Poder e Governo
Com duplas Fachin-Moraes e Nunes-Mendonça, STF e TSE terão perfis distintos em presidências no ano eleitoral
Ministros à frente do Supremo têm histórico mais intervencionista que indicados por Bolsonaro
As duas principais cortes responsáveis por analisar questões relacionadas às eleições apresentarão comandos com perfis distintos neste ano eleitoral. No Supremo Tribunal Federal (STF), os ministros Edson Fachin e Alexandre de Moraes, respectivamente presidente e vice, formam a dupla que esteve à frente da reação institucional aos ataques golpistas de 2022. Já no Tribunal Superior Eleitoral (TSE), a condução do pleito ficará sob responsabilidade de Nunes Marques, tendo André Mendonça como vice — ambos indicados ao STF pelo ex-presidente Jair Bolsonaro.

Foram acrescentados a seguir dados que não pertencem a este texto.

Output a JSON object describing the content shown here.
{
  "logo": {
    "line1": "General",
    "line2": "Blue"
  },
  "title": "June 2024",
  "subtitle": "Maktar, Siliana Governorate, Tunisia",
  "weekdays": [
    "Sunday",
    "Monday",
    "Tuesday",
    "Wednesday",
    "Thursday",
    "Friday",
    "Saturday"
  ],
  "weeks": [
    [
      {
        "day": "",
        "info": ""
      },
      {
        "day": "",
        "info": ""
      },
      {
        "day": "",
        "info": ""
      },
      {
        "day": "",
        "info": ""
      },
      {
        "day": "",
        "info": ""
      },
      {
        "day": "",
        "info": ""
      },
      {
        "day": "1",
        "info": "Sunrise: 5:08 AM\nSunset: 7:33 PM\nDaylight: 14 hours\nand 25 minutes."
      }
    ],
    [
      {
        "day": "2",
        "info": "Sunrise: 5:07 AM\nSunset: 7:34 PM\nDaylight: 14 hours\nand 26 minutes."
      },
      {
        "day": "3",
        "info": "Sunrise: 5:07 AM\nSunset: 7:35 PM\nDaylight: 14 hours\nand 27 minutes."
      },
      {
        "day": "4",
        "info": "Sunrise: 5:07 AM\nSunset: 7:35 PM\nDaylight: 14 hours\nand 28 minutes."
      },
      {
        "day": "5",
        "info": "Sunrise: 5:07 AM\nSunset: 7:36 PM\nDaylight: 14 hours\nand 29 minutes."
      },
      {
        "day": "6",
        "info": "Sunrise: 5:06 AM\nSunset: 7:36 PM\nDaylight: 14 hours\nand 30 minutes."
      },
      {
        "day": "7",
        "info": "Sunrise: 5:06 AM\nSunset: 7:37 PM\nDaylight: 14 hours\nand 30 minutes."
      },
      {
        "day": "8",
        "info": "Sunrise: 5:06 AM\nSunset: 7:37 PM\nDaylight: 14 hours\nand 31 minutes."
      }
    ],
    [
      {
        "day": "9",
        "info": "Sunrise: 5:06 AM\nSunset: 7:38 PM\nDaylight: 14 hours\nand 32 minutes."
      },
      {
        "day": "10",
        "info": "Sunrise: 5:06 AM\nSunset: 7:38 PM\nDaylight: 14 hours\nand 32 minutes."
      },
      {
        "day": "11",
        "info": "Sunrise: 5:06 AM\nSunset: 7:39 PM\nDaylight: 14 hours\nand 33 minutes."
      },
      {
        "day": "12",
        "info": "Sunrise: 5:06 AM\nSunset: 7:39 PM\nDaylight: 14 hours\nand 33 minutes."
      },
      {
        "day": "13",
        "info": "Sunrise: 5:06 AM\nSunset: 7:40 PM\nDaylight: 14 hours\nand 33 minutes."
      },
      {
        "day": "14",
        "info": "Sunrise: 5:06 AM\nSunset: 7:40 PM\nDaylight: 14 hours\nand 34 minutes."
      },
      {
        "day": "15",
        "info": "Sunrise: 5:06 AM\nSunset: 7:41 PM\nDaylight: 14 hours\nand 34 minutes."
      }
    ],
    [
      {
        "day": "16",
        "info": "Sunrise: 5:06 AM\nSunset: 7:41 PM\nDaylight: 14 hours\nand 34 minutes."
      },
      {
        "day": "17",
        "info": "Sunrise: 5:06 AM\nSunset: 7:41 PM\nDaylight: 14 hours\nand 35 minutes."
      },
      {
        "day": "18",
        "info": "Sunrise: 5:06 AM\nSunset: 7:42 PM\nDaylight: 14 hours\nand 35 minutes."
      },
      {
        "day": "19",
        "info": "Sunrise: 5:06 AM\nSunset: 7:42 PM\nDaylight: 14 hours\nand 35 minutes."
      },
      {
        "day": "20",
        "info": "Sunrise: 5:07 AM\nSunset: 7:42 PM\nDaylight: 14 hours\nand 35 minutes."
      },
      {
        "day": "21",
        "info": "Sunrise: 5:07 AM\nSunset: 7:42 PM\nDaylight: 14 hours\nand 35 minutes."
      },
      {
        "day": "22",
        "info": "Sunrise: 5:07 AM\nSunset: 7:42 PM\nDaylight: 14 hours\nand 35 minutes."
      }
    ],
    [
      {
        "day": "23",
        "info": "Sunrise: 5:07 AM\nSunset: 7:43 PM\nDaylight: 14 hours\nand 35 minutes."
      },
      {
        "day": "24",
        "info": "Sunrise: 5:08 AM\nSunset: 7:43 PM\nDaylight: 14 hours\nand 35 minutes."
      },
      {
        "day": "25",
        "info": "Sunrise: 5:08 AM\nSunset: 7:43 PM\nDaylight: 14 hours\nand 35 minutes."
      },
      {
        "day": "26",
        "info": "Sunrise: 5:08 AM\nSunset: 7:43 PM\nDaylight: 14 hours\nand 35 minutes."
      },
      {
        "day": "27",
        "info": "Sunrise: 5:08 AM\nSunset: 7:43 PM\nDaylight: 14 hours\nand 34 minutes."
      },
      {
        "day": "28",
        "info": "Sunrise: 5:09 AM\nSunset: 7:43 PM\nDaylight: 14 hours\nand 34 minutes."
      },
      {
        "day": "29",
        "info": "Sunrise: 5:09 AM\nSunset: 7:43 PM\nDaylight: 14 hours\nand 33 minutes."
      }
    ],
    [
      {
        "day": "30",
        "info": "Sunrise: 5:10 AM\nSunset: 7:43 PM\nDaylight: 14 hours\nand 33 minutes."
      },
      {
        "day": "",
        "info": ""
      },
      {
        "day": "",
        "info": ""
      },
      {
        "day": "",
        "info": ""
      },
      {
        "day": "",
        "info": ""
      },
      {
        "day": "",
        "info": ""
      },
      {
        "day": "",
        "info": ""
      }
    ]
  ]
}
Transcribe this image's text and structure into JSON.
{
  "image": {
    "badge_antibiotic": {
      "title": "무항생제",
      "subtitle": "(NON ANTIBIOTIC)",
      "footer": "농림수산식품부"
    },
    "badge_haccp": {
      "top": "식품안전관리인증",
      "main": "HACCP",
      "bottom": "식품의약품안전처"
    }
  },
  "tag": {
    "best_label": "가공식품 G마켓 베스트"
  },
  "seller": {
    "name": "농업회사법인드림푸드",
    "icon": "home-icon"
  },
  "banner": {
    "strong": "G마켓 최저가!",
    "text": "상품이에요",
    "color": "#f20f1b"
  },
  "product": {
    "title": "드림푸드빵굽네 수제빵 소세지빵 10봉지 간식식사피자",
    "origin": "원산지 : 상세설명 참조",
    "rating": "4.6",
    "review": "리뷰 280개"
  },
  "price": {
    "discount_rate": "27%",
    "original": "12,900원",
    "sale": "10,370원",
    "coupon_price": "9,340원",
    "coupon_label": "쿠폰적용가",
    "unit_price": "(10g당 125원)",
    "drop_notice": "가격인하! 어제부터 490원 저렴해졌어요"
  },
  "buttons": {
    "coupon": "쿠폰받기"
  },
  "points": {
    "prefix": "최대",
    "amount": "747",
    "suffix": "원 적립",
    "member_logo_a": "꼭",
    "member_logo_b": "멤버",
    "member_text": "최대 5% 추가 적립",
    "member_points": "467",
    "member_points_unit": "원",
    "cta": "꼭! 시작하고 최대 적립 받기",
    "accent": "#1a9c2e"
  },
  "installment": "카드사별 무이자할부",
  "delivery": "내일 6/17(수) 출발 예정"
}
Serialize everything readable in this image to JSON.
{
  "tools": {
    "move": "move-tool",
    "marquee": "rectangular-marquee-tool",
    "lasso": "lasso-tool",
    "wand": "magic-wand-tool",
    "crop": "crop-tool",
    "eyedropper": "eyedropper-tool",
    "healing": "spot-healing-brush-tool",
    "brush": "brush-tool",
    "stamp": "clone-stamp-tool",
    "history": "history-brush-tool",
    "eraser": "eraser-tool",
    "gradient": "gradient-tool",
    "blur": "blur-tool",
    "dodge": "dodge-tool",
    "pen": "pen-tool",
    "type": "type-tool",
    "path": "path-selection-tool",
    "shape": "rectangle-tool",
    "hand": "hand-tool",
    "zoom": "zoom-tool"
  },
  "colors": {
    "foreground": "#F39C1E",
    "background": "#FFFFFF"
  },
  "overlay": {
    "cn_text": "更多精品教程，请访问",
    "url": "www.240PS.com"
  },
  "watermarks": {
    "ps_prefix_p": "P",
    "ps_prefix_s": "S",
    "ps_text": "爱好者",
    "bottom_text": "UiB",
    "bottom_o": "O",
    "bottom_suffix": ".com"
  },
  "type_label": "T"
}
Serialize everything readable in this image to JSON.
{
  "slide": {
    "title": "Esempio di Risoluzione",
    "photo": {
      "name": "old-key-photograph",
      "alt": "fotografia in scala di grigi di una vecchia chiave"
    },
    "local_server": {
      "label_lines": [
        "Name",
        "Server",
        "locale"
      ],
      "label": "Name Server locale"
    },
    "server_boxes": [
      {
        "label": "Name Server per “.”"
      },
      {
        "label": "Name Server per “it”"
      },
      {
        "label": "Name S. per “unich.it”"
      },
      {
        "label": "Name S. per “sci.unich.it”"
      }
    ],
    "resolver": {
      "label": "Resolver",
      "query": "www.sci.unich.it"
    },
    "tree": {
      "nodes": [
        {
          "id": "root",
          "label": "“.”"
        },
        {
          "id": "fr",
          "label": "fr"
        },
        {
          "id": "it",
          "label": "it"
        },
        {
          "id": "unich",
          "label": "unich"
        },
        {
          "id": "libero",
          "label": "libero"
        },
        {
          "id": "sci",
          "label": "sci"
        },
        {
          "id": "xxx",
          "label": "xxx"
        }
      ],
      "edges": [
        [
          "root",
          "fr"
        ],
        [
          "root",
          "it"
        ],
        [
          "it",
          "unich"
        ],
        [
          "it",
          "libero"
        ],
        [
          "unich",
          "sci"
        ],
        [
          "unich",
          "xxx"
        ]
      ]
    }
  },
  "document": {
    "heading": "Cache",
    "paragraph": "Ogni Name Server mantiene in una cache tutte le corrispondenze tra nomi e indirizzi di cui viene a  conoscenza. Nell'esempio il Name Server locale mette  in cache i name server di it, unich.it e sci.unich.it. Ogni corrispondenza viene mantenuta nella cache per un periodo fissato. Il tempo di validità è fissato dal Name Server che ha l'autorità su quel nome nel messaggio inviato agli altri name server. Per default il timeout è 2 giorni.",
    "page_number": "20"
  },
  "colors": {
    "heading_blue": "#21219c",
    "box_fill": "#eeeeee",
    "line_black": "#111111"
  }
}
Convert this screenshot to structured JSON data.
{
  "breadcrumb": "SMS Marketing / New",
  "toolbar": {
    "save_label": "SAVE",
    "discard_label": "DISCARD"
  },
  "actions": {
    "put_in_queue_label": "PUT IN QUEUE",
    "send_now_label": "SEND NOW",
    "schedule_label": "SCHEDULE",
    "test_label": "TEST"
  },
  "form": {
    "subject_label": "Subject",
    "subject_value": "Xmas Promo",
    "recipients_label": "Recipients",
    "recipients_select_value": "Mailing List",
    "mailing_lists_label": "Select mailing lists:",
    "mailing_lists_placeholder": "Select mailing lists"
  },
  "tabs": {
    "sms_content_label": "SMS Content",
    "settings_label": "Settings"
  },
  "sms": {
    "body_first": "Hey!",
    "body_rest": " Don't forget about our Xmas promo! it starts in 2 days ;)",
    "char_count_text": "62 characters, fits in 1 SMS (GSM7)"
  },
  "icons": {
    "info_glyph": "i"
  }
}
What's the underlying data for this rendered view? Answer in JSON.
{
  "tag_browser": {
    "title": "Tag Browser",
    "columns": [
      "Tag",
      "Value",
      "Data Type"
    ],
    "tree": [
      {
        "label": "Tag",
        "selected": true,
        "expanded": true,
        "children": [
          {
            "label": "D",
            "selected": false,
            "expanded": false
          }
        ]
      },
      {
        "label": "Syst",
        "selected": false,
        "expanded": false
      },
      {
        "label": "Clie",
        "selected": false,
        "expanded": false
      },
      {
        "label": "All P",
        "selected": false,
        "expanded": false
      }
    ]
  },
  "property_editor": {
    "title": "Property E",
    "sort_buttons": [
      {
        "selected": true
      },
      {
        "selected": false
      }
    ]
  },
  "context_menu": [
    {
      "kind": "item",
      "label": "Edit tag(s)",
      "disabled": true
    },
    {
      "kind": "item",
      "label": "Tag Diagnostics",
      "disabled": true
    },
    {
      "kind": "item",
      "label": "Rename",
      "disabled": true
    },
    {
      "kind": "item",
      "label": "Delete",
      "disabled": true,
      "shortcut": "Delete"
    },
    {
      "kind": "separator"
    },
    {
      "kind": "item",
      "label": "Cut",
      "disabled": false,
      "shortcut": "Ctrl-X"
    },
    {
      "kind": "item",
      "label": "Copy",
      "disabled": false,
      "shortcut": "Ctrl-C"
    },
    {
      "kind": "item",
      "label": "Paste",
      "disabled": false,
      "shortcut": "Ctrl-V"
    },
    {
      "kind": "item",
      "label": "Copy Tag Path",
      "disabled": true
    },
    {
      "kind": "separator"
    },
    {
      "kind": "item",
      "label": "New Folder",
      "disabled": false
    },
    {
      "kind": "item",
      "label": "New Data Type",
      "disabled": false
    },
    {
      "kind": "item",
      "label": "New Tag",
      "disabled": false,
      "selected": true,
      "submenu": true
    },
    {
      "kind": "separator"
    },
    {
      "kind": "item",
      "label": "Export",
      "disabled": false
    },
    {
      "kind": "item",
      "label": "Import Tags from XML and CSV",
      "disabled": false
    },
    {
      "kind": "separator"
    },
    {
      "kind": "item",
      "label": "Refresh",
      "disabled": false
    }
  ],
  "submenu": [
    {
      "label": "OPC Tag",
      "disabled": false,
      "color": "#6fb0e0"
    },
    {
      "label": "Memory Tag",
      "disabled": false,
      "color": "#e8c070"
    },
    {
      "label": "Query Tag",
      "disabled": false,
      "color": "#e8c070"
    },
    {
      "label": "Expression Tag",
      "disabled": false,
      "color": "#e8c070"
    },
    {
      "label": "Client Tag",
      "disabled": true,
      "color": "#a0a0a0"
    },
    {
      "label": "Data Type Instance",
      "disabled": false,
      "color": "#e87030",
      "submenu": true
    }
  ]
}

A dupla Fachin e Moraes atuou em conjunto na organização das eleições de 2022. Fachin, então presidente do TSE, liderou a preparação do pleito, enfrentando pressões pelo voto impresso e críticas ao sistema de urnas eletrônicas. Moraes assumiu a presidência em agosto daquele ano e conduziu a resposta institucional aos ataques e à responsabilização pelos atos de 8 de janeiro.
Sinalizações recentes
No TSE, o cenário é considerado imprevisível por interlocutores da Corte. Nunes Marques e Mendonça nunca ocuparam cargos de comando na Justiça Eleitoral e assumem a presidência e vice-presidência em uma eleição que promete ser marcada por disputas acirradas, questionamentos e intensa judicialização. Ambos têm histórico de atuação menos intervencionista. Em 2023, por exemplo, Nunes Marques foi voto vencido nos julgamentos que tornaram Bolsonaro inelegível e defendeu que o TSE não deve atuar como “terceiro turno” das eleições.
Mendonça, por sua vez, sinalizou publicamente a intenção de adotar postura de maior discrição. O ministro afirmou que a futura cúpula do TSE deve atuar sem protagonismo excessivo, o que foi interpretado nos bastidores como distanciamento do estilo adotado em 2022.
— O TSE será presidido pelo ministro Kássio, eu como vice-presidente (...). Vamos esperar a discrição, imparcialidade, fundamentação dessas decisões, ouvir as partes de todos os lados — declarou Mendonça no mês passado.
Para advogados e magistrados que acompanham a Justiça Eleitoral, a diferença de perfil pode gerar tensão institucional durante o processo eleitoral. Leonardo Moraes, doutor pela USP e sócio do escritório Bornhausen & Zimmer, avalia que, embora a presidência e vice do TSE estejam nas mãos de ministros indicados por Bolsonaro, a maioria da Corte será composta por nomes escolhidos pelo presidente Luiz Inácio Lula da Silva, incluindo juristas próximos a Moraes e Flávio Dino, como o professor Floriano Marques (USP) e a ex-secretária do Ministério da Justiça Estela Aranha.
— Ainda que o convívio entre as correntes seja republicano, é provável que temas sensíveis das eleições de 2026 promovam debates intensos e divergências no TSE — aponta o advogado constitucionalista.
Atribuições da Corte Eleitoral
Regras para a disputa: O TSE edita resoluções que regem o pleito. Em 2022, por exemplo, aprovou norma para acelerar a remoção de publicações com desinformação nas redes e proibiu propaganda eleitoral paga na internet 48 horas antes da votação.
Ações contra candidatos: Cabe ao TSE julgar, durante o calendário eleitoral, ações que questionam propaganda, pedidos de direito de resposta e condutas de candidatos e partidos — atribuições centrais em um cenário de disputa acirrada.
Pedidos de cassação: O tribunal também analisa processos sensíveis herdados de outras eleições. Entre eles, o que investiga disparos massivos de desinformação por parte do grupo de Bolsonaro e o pedido de cassação do governador do Rio de Janeiro, Cláudio Castro, no caso Ceperj.